Иногда, отец, мы сидим за своими клецками, вдруг прерываем разговор о моем будущем, и наступает тишина; я знаю, что в такие моменты мать и бабушка отправляются в прошлое, словно в темноту ночи, и ищут тебя.
— Это упрямство его сгубило, упрямство; если уж он уперся, чтобы кого-нибудь уговорить взять землю, так он шел к нему даже ночью, стучал в окно, входил в его избу, садился на его теплой постели и уговаривал, а уж с тем бывало всякое: вот-вот готов был согласиться, и вдруг трепыхнется птица в ветвях, испугает его, и он не соглашается.
Из рассказов матери, бабушки и других стариков я узнал, что земля выделывала с людьми всякое, они жаждали ее, как пьяница водки, как бабник женщины, но боялись… и в конце концов желание превозмогло страх.
Всего этого я понять не могу, не могу понять поля, брат ли оно или враг; когда слушаешь стариков и читаешь о тех временах, то узнаешь, что поле шло вслед за богом, вслед за «Отче наш» шло «Поле наше», и лишь потом шли все другие молитвы; но теперь уже не так, только еще у очень старых людей поле идет вслед за богом.
Вы шли еще нашим полем, когда Б. М. читал тебе свою проповедь, помещичьи земли тянулись слева; они тащили тебя на веревке за то, что ты привел людей на эти нивы и превратил их в крестьянские поля.
— Ты, А. В., ты должен был знать, что это пахнет веревкой, но ты был глуп, глупость тебя сгубила и ребячество — так закончил Б. М. свою проповедь, но Б. М. этого суду не сказал, поскольку знал, что такие показания не в его пользу и могут усугубить его вину; об этом рассказал второй обвиняемый, который, как можно судить по его показаниям, всячески старался повлиять на смягчение приговора себе.

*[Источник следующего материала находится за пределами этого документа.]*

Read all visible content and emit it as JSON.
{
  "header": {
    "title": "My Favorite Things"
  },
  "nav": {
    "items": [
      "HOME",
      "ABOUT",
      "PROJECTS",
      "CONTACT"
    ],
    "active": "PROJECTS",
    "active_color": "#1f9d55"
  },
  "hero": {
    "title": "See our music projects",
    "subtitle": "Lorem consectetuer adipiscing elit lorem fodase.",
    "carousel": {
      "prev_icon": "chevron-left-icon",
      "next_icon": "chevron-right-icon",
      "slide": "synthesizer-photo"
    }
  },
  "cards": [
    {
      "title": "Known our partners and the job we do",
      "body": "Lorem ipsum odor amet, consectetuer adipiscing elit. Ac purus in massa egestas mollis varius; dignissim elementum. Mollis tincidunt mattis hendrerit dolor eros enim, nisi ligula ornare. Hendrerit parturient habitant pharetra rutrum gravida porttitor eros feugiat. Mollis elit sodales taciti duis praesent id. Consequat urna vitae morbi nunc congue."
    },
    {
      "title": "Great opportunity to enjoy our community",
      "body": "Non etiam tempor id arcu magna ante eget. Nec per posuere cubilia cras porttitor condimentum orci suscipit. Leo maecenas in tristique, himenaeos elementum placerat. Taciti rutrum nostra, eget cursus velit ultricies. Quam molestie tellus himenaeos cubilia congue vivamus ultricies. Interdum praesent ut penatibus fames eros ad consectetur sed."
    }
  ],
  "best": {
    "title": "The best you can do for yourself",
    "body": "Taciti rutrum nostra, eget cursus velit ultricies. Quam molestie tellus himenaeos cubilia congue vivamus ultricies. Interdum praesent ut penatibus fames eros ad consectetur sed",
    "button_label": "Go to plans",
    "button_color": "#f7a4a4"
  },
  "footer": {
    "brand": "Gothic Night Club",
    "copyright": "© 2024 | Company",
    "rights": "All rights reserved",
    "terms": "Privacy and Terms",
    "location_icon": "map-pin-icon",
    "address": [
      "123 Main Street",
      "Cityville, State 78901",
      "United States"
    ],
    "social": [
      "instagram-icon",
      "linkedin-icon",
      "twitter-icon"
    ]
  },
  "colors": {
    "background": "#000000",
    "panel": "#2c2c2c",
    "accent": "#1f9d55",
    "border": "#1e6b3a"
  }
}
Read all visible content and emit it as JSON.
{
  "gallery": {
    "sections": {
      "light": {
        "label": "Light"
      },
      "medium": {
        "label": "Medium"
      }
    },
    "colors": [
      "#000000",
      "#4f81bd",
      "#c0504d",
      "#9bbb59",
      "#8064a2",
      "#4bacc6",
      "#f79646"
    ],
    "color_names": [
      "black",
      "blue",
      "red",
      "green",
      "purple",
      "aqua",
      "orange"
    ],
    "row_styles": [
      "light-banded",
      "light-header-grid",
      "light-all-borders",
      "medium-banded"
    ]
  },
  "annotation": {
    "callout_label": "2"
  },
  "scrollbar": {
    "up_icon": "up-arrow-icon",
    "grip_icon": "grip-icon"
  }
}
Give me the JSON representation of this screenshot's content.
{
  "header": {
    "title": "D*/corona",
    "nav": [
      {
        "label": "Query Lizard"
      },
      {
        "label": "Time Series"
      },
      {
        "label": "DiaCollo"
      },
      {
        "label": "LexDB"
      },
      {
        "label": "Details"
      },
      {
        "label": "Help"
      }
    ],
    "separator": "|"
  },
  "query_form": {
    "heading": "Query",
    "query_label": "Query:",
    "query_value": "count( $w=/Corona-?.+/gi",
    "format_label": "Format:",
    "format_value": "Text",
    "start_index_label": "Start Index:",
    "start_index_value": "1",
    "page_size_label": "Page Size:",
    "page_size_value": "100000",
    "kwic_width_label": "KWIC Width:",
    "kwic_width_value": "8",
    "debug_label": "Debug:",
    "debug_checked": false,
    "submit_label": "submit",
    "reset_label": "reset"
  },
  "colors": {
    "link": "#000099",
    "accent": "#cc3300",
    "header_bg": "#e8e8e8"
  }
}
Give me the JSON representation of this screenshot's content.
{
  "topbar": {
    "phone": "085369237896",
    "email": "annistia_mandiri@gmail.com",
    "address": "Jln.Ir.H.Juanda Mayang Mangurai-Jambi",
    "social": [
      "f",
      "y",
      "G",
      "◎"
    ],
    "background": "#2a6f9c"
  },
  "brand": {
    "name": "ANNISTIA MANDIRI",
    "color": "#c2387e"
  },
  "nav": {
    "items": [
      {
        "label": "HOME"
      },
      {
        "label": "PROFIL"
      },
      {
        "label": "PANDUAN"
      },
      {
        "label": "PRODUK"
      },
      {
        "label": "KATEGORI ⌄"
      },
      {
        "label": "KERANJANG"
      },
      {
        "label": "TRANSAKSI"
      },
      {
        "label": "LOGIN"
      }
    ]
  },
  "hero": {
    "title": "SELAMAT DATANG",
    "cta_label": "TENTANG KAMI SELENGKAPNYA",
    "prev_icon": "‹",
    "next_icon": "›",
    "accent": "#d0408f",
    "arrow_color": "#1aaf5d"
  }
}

Мы сидим за чудеснейшим из блюд, изумительно вкусным, садимся только вечером, когда мир успокаивается, когда ничто не мешает, когда нет никакого ветра и ничто не рассеивает аромата, поднимающегося над клецками; и вот мы сидим именно таким вечером, и мать говорит — он был как ребенок, письма с угрозами воспринимал как что-то несерьезное, твердил, что должна быть справедливость, и еще твердил — и это было похоже уже на проповедь — у кого было много, тот должен иметь теперь мало; а у кого было мало, должен теперь иметь много; и это должно быть долго, так долго, как было наоборот, не одно, не два, а много поколений; кто жил во дворце, должен теперь жить в смердящей халупе без пола; а кто жил в такой халупе, должен жить во дворце, и так должно быть долго, чтобы те, из дворцов, искупили свою вину; должно быть не уравнивание, а наоборот, ибо уравнивание не было бы справедливым, потому что при уравнивании не было бы искупления.
Потом говорит бабушка — в своих проповедях он обращался иногда ко мне, он знал, что я очень набожна, и поэтому говорил — бог тоже так хочет, а когда человек делает то, что хочет бог, сразу же получает письма с угрозами, сразу из-за угла стреляет пулемет, поджигают ему ригу; их устраивает «страшный суд», а когда по библейскому образцу приходит такой земной, людской «страшный суд», так сразу шлют письма с угрозами и устанавливают пулемет за углом.
Потом говорит мать — он даже гордился этими угрозами, выстрелами, этим пожаром.
Мать и Б. М. говорят — ребячество, а мне кажется, что это была твердость; кто не может понять упорства и твердости, кому они представляются нечеловеческими (ибо такая стойкость может показаться нечеловеческой, сверхчеловеческой, во всяком случае, необычной), понять такой стойкости, когда говорят: погибнешь, если и дальше так будешь поступать, — а человек отвечает: пусть погибну, а свое буду делать, — тогда говорят — ребячество; кто верит, что бог создал его для долгой жизни в спокойствии и счастье, те тоже говорят о твердости — ребячество.
Я знаю это из книг, много их прочитал, знаю и от стариков, я люблю их слушать.
Мать говорит мне — ты похож на отца, у тебя такие же волосы и лоб, как у него, и такие же движения; но внутренне я иной, мне не дано твердости отца, да я и не хочу ее, она не нужна мне, подобная твердость — это мука, а я не хочу мучиться и не должен, подобная твердость идет от того старого, чудного мира, в котором жил отец, пожалуй, ее уже нет.
Мать говорит — угрозы напугали многих, они попрятались в больших городах, а теперь приезжают с венками… Я видел тех товарищей товарища А. В., видел, как они заискивали перед не своей могилой, как холили эту могилу; еще немного, и они поцеловали бы этот холодный камень, ибо великой благодарностью они были полны к этой полезной для них смерти, ибо их тоже кормит эта смерть.